EXPERTS VERSUS ALL-ROUNDERS: TARGET LANGUAGE EXTRACTION FOR MULTIPLE TARGET LANGUAGES
Marvin Borsdorf, Kevin Scheck, Tanja Schultz, Haizhou Li
-
SPS
IEEE Members: $11.00
Non-members: $15.00Length: 00:15:07
Target language extraction (TLE) is a novel task in the field of selective auditory attention, which seeks to extract all speech signals that are spoken in a target language from other sources in a multilingual cocktail party. In our prior studies, a TLE model was trained to extract a predefined, single target language, referred to as Single-TLE. In this paper, we extend the Single-TLE framework to Multi-TLE. Multi-TLE models can also extract all speech signals of one specific target language, but they are optimized on a set of multiple target languages during training.

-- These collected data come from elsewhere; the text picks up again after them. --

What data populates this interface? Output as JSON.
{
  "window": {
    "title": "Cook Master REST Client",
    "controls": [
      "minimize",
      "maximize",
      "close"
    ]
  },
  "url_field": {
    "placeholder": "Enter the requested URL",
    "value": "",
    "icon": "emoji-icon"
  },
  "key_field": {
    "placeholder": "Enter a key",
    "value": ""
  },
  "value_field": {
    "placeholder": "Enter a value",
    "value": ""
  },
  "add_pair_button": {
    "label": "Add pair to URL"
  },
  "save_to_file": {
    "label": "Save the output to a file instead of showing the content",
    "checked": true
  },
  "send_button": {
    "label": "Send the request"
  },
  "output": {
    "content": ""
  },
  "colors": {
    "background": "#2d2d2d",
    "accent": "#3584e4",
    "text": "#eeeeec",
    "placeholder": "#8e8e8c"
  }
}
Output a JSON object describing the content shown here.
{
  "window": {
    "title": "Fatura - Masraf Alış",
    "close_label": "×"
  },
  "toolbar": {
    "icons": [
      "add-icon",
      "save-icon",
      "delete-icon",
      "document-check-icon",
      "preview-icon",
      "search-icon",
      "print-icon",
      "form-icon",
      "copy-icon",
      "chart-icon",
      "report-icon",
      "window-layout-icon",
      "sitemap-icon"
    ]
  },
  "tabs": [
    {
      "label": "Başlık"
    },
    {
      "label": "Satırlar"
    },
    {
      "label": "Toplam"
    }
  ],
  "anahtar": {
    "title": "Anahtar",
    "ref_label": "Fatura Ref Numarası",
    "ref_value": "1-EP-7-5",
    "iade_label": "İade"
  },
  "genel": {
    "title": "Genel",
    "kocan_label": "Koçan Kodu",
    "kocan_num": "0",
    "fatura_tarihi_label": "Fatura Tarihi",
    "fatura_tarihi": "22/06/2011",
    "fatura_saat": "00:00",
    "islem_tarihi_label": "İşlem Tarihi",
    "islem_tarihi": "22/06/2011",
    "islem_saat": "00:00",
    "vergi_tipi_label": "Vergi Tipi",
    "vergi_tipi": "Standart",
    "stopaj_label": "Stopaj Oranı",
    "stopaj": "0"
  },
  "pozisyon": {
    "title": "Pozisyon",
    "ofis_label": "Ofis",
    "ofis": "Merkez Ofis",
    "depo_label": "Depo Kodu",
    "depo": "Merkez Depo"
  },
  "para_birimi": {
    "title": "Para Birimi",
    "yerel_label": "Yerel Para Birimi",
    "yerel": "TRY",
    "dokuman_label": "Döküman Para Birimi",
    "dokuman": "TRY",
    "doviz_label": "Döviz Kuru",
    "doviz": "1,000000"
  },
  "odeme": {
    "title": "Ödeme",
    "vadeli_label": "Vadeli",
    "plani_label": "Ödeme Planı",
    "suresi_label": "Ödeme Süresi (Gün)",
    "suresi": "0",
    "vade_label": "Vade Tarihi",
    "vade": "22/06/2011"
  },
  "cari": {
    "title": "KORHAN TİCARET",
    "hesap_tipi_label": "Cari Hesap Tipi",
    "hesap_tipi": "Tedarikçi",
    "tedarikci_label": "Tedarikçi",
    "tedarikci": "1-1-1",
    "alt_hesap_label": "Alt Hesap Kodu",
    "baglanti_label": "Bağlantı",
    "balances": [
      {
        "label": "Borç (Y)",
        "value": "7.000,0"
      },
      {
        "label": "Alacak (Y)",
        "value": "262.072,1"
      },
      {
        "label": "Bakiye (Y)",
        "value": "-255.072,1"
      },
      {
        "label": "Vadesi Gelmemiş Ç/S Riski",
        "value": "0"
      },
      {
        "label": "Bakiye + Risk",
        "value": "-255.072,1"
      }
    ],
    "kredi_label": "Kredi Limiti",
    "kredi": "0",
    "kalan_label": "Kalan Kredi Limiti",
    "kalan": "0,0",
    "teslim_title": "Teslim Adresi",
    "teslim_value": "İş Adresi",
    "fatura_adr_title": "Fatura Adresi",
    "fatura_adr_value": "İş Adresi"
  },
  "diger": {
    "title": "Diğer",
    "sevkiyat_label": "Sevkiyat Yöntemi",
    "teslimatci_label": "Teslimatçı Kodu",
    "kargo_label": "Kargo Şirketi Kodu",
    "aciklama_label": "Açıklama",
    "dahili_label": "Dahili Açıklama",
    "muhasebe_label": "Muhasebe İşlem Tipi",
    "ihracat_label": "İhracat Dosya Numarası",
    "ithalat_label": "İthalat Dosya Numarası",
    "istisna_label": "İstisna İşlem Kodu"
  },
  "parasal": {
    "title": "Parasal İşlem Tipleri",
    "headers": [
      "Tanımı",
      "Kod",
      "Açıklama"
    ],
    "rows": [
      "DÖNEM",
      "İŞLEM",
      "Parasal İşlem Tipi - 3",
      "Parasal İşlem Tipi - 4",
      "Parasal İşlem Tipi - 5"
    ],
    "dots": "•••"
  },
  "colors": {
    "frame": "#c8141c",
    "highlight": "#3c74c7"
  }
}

As such, they learn the characteristics of several target languages and can replace multiple Single-TLE models without retraining. We perform experiments on the GlobalPhoneMCP database and incorporate a dynamic language mixing scheme for training. The Multi-TLE model does not only outperform Single-TLE models, but when given a language ID as additional input, it is also able to extract the speech of a specific target language from a mixture which contains multiple learned target languages.